As a white woman, I have been guilty of using AAVE too, but we need to make a collective effort to stop appropriating a language that is not ours to take, a language that was created because colonizers forced African people to stop using their own, varied, and rich languages, a language that when spoken by Black people gets immediately judged as lower-class, less than, and crude. But in true appropriative fashion, when white people use AAVE it is seen as humorous, cool, or hip. White ignorance does not excuse us from being responsible for the damaging impact. In the "Slaydies" film, things are even further problematized due to the fact that these are upper-middle class, cishet, able-bodied, white women going on a paid trip to "explore" and climb in another country.
Beyoncè popularized the term "slay" in her song, "Formation," for black femmes. In an essay from The Crimson titled, "Slay," Madison E. Johnson, writes about the significance of the music video and Beyoncè's word choice:
"...She stands atop a New Orleans cop car, her fist in the air, and then she sinks below the surface of the water with it. What the white queer folks who relentlessly appropriate black culture don’t understand about the word 'slay' is that sometimes, this is what slaying looks like. Beyoncé is unbelievably wealthy and privileged, but she understands that for her people this is a slay-or-be-slain world. Literally...And so, just before the video ends, we see the words 'stop shooting us' scrawled in graffiti. And once again, there is a line drawn: someone doing the telling, and someone being told."
Police brutality is a feminist issue and when white women are using the word, "slay," to describe how they "get after it" while rock climbing, it is completely ignoring why this word has come into colloquial use. White supremacy is slaying Black people, which means that all white people are complicit in our American systems that value whiteness over Blackness. If white people are not fighting against this, we are complicit in this. And even when white people fight against white supremacy, we can still be contributing to, and upholding it. It's almost impossible for white people to avoid doing so, but this is exactly why we need to be vigorous in our fight against it. No one said it was going to be easy. The historical process of dismantling anti-Black racism is long and messy, but it is a necessary fight.
In the film, "Slaydies," the word "slay" has been taken so far out of context and inserted into a Westernized climbing trip to Spain. Before I hit "play," I was ready to be bored out of my mind just like I am when I hear Tommy Caldwell speak about the Dawn Wall for the umpteenth time in a row. He literally says the same thing everytime: his missing finger, being held "hostage," (bro, why the hell were you in Kyrgyzstan?!), the struggles of being a Dad who leaves his wife at home with baby so he can then use it as fodder to make himself look all #notallmen, but in reality this is the definition of patriarchy (that's for another essay), and something about achieving your dreams if you are a white, middle class, able-bodied male.

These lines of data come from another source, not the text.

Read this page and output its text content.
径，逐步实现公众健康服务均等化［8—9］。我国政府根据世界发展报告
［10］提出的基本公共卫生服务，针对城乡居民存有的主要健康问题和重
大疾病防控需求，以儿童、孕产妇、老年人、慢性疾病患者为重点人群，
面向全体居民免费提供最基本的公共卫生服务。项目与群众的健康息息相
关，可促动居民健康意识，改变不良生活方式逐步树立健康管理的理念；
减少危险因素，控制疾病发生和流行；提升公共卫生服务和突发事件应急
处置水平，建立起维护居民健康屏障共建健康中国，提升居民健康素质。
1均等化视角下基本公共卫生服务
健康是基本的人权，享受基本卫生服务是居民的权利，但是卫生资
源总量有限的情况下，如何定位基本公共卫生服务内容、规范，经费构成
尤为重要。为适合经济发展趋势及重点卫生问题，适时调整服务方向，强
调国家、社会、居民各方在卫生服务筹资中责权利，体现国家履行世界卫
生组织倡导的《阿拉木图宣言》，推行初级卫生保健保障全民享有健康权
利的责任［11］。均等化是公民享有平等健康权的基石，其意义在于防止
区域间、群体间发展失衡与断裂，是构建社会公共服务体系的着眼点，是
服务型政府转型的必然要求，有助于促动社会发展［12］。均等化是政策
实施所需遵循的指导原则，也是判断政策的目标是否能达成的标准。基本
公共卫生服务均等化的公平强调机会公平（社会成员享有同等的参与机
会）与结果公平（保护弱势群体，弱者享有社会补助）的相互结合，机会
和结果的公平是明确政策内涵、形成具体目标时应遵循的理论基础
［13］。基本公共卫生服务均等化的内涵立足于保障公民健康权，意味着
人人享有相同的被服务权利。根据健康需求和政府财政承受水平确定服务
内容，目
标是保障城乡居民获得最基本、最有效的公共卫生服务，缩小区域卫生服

In "Slaydies," to make matters worse, the athletes are sporting the appropriated version of cornrows: "boxer braids."
Listen to Rebekah Huston, aka OnlyBlackGirl, talk about the symbolism of Black hair and the oppression of taking Black hairstyles, on her YouTube channel. There are deeply rooted cultural meanings when it comes to Black hair, not to mention the deeply embedded culture of violence that has prevented Black women from wearing their hair however they want. For white women to now take on a Black hairstyle as a fashion accessory is a slap in the face to the centuries of slavery, rape, and abuse that Black women have experienced for simply existing. Spend time on Hutson's blog as a great resource for learning more about this.

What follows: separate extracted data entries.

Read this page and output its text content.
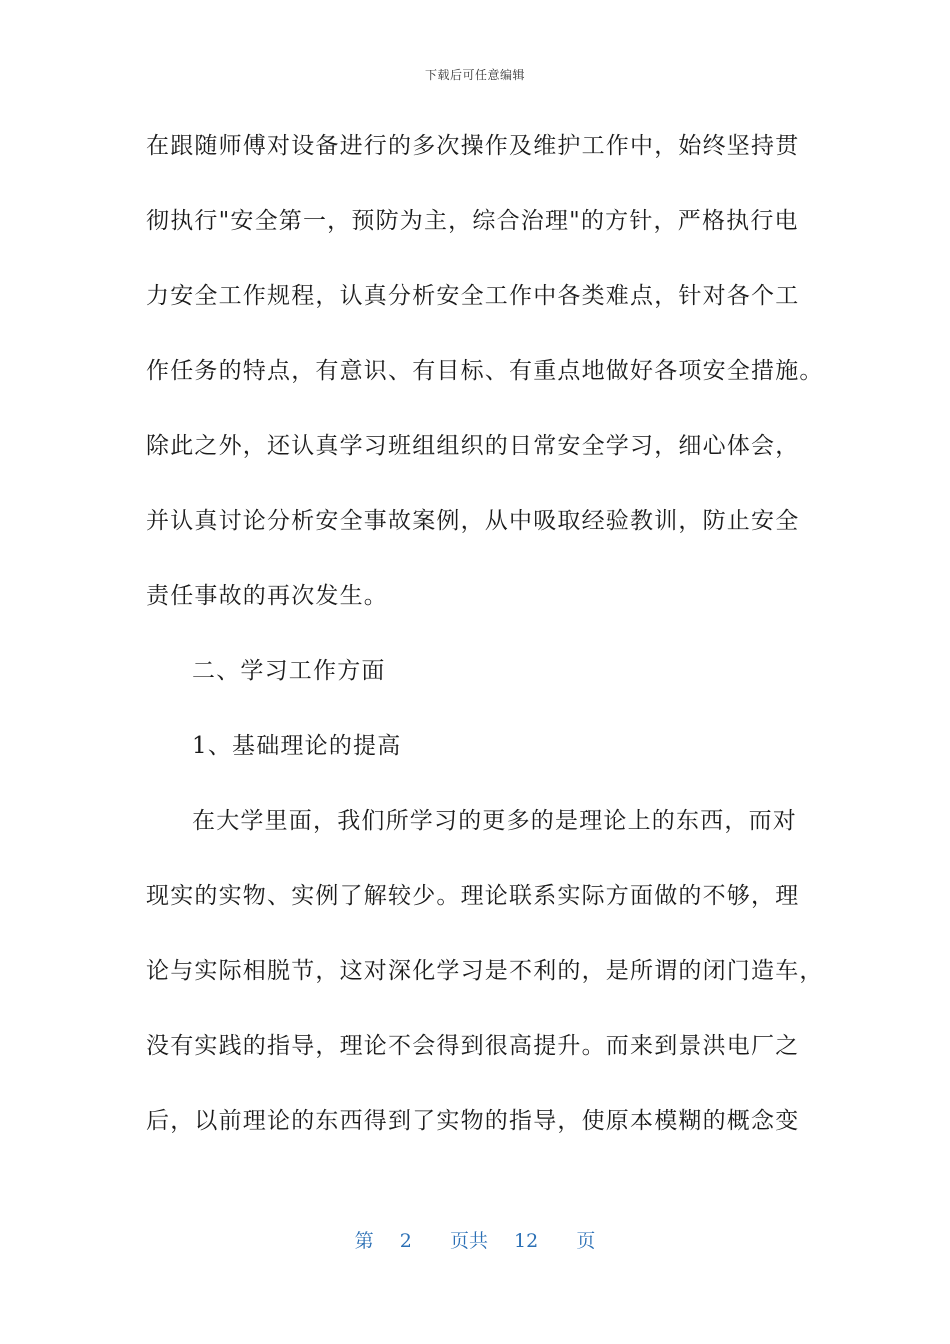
下载后可任意编辑
在跟随师傅对设备进行的多次操作及维护工作中，始终坚持贯
彻执行"安全第一，预防为主，综合治理"的方针，严格执行电
力安全工作规程，认真分析安全工作中各类难点，针对各个工
作任务的特点，有意识、有目标、有重点地做好各项安全措施。
除此之外，还认真学习班组组织的日常安全学习，细心体会，
并认真讨论分析安全事故案例，从中吸取经验教训，防止安全
责任事故的再次发生。
二、学习工作方面
1、基础理论的提高
在大学里面，我们所学习的更多的是理论上的东西，而对
现实的实物、实例了解较少。理论联系实际方面做的不够，理
论与实际相脱节，这对深化学习是不利的，是所谓的闭门造车，
没有实践的指导，理论不会得到很高提升。而来到景洪电厂之
后，以前理论的东西得到了实物的指导，使原本模糊的概念变
第 2 页共 12 页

Harrington, Hayes, and Claasen talk about the food, they talk about the "old farms," and of course, the rock, but nothing about the people living in that rural landscape or the impacts of tourism. Bani Amor, a prolific queer travel writer, has written extensively on decolonizing travel culture. Amor interviews a fellow travel writer, Abena Clark, author of the blog, Moving Black. The two talk about the issues of accessible travel writing. Clark says,
"Travel writing has a troubled history. The tradition of travellers’ tales is deeply rooted in the period of imperial expansion in Europe, it is closely linked to colonialism and ‘scientific’ racism. Travel writing, like early anthropology, provided evidence of white superiority through its representation of the exotic as barbaric, or lascivious or simply ‘other’. It played a key role in creating a popular imagination in which people are sufficiently characterised as so different, their lifestyles and cultural practices so alien, that they’re not fully human, and thus, with their humanity diminished bit by bit, story by story, you arrive at a world where brutal barbaric invasions are romanticised as bringing civilisation!"
Too often when white westerners travel it is done through anti-acknowledgement of what it means to be traveling to that particular place at that particular time in history. What happens when we create media without considering the implications of the identities that the travelers hold? Power, privilege, place, and identity carry deep significance and they cannot be ignored. It must be addressed: what is the impact, or, what are the impacts, of three western white women traveling and climbing?
There are many issues with the film as it is all shot in much the same way any mainstream travel media is, through the erasure of history and without any current political context. The short film opens with all three women casually sauntering out of their beautiful Majorca rental, and I nearly spit out my coffee when I heard one of the "Slaydies," say: "Majorca is muy tranquilo." Which Slay-dy, (Slaydy? Slaydie?) was it? It doesn't really matter. Maybe the Slaydies are fluent in Spanish, I don't know. But as an opening line in a movie about three western, white, able-bodied, cishet, thin women, going on a climbing vacation to Majorca, to speak Spanish and then never once mention anything about the rich history of the place, and not even to mention anything about the current issues going on, is the epitome of the western gaze. I wouldn't describe the recent events in Spain as "tranquilo," so it is evident that these women did not do their research. But why would they? They are just there to climb, right? There's nothing political about climbing! Says only the most privileged white people.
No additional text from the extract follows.